Certainly replacing the streetlights has many benefits: saving a half-million dollars a year and reducing energy use by 75 percent, bulbs lasting decades instead of years, reducing light reflected up into the night sky and reducing light shining into people’s windows.
But we should take great care when choosing the color temperature of our city’s next LED purchase for our decorative streetlights and parks. We also should be certain to “first do no harm” when changing our law that prevents direct light from anyone from shining onto adjacent property. We must make sure our law does not go from being difficult to enforce to impossible. Our city should not only not be exempt from the law – it should lead by example in being a good lighting neighbor.
What can you do?
Send an email here to subscribe to an email discussion group that includes all the members of the City Manager’s Lighting Ordinance Task Force. Then educate yourself by reading the current ordinance (sections 7.20, 7.15B, 6.41, 6.46, 6.93), the draft ordinance and city’s very good streetlight explanation. Read about health issues in the Harvard newsletter and National Institute of Health articles on blue light and light pollution. Watch the videos of a Massachusetts Institute of Technology professor describing light pollution from the East Cambridge Courthouse redevelopment, a Harvard Medical School professor describing the public health issues and the City Council voting down my improvements to our current light law that tried to make enforcement easier and to cover all neighborhoods.

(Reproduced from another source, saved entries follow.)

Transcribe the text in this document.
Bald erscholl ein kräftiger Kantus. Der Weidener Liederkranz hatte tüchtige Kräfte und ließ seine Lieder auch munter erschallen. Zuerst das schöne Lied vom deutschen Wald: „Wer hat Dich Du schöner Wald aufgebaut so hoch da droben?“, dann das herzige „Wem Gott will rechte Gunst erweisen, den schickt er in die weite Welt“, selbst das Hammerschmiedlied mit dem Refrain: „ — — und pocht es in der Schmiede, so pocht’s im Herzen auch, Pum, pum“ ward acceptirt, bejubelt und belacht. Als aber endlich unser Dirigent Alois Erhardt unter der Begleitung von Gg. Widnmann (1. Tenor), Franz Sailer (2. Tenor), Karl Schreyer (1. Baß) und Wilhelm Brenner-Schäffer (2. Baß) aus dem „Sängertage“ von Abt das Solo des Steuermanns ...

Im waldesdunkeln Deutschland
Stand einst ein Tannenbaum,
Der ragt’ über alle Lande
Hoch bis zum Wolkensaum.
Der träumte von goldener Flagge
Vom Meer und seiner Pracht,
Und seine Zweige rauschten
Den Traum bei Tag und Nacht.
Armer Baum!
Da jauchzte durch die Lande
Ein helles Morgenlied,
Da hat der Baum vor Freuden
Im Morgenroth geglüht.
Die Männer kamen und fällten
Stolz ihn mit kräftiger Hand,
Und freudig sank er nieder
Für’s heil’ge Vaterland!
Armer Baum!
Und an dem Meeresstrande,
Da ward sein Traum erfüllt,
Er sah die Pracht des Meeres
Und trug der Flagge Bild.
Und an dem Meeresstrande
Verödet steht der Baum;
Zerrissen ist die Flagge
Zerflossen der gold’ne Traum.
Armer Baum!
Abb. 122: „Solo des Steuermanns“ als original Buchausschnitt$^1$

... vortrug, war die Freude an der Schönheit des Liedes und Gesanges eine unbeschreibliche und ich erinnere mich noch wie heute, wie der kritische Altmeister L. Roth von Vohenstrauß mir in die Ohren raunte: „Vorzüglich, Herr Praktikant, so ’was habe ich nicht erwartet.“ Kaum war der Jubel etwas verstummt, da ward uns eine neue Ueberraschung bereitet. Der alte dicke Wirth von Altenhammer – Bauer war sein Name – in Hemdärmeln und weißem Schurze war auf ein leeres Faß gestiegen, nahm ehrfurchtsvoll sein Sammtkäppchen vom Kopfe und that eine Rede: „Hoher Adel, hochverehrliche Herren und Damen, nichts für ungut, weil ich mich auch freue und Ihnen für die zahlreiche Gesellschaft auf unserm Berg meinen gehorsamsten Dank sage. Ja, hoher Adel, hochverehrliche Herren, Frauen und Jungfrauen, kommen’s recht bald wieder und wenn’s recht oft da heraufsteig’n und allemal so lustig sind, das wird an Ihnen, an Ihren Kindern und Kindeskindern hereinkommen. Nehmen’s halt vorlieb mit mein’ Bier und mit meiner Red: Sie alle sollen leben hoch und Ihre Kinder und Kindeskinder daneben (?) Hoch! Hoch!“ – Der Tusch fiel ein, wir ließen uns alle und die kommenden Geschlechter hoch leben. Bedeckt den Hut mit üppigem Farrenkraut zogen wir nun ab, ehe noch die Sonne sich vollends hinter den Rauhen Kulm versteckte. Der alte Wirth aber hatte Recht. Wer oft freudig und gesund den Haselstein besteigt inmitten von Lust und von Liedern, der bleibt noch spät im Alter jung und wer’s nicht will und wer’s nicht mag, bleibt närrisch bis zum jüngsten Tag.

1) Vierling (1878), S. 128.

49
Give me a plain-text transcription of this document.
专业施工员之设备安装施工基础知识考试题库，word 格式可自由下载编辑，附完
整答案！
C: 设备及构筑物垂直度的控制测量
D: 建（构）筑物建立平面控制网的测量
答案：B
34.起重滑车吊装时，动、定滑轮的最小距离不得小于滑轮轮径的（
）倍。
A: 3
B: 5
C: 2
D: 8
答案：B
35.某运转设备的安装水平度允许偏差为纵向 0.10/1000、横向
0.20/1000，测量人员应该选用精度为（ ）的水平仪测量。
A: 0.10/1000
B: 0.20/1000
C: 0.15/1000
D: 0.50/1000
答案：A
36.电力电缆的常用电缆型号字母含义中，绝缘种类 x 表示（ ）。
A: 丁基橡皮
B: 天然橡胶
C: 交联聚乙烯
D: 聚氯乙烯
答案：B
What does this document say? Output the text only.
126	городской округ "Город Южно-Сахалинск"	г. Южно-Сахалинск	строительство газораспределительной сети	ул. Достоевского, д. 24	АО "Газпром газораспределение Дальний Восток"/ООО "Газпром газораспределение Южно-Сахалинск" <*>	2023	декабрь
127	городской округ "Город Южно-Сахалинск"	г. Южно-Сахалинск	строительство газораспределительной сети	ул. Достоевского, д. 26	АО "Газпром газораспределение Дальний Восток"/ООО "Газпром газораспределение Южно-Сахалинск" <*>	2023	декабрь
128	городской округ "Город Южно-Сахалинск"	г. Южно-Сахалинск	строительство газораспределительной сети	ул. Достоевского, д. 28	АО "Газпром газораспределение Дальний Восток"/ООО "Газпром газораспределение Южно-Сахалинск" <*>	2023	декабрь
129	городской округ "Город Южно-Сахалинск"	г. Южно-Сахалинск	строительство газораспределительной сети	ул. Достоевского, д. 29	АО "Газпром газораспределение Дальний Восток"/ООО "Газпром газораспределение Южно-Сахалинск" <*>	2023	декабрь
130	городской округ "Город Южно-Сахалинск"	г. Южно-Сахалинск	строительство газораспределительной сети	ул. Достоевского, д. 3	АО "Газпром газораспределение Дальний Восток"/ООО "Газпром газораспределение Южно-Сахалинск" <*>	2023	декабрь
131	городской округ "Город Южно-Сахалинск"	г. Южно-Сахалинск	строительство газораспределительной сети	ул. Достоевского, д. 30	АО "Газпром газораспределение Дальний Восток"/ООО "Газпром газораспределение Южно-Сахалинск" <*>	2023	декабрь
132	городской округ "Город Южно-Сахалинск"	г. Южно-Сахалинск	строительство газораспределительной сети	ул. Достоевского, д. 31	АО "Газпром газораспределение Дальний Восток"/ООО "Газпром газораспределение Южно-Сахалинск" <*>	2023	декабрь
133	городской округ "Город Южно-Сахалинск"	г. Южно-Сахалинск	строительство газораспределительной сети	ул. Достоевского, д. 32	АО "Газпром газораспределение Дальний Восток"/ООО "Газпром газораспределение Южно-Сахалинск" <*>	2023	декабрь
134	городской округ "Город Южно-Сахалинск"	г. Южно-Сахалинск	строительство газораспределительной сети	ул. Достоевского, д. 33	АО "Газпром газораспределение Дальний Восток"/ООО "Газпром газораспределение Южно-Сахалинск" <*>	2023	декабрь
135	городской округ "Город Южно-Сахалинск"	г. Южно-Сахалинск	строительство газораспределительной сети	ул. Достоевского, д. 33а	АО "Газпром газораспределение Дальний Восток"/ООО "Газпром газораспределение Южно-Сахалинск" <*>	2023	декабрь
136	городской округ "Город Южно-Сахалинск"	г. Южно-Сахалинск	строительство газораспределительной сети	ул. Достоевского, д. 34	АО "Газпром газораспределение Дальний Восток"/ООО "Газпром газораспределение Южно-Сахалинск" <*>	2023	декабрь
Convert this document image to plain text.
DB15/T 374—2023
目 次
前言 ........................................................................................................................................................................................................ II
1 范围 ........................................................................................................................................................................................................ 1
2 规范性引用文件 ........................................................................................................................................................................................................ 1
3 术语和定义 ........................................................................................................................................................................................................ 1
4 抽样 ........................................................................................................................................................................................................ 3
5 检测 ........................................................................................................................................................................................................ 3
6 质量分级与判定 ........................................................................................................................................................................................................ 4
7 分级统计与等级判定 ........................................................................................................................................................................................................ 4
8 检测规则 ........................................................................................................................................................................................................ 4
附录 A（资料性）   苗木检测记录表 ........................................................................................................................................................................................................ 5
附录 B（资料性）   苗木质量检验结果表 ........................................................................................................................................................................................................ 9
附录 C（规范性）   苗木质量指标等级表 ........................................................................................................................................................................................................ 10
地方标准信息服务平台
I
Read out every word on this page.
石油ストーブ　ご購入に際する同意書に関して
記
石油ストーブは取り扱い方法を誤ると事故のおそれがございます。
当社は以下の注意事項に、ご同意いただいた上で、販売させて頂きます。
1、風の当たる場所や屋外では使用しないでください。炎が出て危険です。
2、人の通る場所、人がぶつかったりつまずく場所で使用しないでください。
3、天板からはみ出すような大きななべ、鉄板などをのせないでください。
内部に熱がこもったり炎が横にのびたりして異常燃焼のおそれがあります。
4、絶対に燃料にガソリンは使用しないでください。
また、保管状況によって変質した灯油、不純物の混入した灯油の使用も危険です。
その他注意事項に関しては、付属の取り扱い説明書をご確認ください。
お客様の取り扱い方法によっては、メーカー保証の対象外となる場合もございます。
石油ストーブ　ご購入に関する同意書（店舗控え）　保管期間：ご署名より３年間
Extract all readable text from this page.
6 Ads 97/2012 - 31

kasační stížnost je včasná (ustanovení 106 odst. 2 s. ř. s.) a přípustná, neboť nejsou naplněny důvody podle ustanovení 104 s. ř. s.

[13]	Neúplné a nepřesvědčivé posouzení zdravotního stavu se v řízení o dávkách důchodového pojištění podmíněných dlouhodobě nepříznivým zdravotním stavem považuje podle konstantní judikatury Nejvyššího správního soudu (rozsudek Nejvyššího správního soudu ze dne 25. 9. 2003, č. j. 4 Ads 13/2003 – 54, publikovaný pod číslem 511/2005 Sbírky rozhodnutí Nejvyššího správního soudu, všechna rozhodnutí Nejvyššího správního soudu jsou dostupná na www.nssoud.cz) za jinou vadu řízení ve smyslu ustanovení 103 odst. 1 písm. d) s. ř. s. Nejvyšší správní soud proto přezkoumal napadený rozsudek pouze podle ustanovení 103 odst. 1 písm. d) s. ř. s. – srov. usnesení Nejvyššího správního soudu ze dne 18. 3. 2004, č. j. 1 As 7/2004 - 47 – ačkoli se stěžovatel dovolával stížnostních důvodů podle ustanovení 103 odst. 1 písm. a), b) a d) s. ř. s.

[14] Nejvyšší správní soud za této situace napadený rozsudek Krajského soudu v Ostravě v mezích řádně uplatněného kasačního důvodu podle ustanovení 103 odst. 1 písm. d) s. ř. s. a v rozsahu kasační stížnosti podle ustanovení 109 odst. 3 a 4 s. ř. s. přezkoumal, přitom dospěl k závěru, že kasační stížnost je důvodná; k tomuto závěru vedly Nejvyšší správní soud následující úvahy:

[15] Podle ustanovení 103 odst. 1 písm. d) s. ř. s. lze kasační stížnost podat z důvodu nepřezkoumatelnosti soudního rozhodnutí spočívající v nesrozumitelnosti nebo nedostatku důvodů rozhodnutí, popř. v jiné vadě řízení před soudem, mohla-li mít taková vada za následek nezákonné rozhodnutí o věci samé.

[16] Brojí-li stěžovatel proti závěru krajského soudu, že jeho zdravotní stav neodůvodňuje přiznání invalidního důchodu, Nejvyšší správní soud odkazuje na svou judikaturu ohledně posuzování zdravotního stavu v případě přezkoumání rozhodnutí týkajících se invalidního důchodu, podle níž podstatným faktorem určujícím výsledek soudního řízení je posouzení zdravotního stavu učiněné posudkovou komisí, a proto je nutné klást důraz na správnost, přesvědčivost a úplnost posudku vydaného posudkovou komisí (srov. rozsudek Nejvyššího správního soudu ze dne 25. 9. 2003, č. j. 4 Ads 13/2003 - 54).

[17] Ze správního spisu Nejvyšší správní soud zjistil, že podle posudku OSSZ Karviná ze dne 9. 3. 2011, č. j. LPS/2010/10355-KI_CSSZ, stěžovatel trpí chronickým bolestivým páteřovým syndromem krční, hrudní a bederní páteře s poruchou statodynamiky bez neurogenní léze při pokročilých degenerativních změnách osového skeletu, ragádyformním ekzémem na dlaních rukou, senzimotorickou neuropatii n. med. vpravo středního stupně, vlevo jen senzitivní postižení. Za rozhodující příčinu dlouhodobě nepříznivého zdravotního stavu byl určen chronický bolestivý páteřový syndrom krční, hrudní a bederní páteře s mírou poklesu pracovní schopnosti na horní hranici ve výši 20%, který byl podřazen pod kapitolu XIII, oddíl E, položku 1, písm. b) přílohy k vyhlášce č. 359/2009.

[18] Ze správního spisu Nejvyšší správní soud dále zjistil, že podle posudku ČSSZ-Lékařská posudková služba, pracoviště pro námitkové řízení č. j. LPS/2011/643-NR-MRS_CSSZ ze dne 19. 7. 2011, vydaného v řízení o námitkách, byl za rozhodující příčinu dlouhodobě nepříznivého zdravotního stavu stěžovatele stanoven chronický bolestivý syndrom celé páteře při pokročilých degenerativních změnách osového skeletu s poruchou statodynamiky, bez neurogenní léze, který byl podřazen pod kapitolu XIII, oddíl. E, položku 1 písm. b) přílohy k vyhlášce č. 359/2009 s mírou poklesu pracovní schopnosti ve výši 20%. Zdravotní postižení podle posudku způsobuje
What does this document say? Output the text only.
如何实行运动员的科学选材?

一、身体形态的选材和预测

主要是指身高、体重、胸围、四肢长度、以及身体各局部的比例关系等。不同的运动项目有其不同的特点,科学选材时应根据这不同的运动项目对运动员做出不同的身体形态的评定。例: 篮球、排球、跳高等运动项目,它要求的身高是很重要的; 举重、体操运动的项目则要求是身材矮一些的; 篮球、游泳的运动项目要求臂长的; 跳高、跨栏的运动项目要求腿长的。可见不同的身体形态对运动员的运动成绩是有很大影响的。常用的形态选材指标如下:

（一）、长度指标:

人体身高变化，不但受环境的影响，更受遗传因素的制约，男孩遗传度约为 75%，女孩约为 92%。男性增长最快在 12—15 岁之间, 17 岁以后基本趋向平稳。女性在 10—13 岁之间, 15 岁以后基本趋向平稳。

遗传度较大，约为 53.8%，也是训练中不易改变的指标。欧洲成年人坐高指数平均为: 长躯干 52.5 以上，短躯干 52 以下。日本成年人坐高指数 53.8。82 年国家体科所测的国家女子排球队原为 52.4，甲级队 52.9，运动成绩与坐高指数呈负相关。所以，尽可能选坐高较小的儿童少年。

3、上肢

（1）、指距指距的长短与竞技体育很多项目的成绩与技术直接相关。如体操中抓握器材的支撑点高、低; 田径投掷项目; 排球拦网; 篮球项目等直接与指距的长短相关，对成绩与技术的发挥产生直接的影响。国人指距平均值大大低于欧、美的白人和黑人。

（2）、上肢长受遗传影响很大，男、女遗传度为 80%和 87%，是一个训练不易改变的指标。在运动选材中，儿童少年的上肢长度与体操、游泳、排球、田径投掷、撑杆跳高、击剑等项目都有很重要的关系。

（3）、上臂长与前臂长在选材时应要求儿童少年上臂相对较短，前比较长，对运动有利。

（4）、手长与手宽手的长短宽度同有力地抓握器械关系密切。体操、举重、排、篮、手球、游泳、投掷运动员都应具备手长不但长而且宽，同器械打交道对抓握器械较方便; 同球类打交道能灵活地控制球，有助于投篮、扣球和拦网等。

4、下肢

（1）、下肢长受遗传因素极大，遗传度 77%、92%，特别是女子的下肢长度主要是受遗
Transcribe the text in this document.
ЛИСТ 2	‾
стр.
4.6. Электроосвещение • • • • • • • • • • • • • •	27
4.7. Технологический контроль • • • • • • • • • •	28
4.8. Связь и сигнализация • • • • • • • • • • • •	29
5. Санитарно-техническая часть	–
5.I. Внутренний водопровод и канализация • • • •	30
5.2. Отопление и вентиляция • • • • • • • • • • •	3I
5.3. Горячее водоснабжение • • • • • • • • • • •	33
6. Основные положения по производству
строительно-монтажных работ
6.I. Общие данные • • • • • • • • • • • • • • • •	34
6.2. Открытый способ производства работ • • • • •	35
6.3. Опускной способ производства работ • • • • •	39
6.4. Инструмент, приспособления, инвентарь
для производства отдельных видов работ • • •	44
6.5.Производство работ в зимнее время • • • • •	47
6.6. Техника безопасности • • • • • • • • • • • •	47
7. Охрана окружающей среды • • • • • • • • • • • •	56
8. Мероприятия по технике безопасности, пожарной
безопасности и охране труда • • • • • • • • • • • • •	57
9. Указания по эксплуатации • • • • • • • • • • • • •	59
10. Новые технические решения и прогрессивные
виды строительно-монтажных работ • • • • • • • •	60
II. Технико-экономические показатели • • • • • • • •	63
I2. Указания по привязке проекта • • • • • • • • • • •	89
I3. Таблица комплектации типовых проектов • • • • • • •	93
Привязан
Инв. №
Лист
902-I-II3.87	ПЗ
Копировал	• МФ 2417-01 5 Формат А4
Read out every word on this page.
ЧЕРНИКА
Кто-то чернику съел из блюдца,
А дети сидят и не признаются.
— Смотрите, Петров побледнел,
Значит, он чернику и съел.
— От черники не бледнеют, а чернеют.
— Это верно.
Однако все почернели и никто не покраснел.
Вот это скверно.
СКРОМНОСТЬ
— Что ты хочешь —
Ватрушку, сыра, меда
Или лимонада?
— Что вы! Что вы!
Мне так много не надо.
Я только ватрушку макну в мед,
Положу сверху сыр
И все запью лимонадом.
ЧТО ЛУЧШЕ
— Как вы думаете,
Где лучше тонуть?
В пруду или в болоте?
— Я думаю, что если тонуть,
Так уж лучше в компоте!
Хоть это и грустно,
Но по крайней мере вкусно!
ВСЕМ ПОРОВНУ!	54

Finally, show up at the “final” task force meeting, scheduled for 4 to 6 p.m. Aug. 20 on the fourth floor of City Hall Annex, 344 Broadway. Public comment is scheduled for the end.
Charles Teague is a member of the city’s Lighting Ordinance Task Force.
This post was updated Aug. 10, 2014, to make the graphics and text conform with scientific nomenclature and the timeline of city changes to streetlight.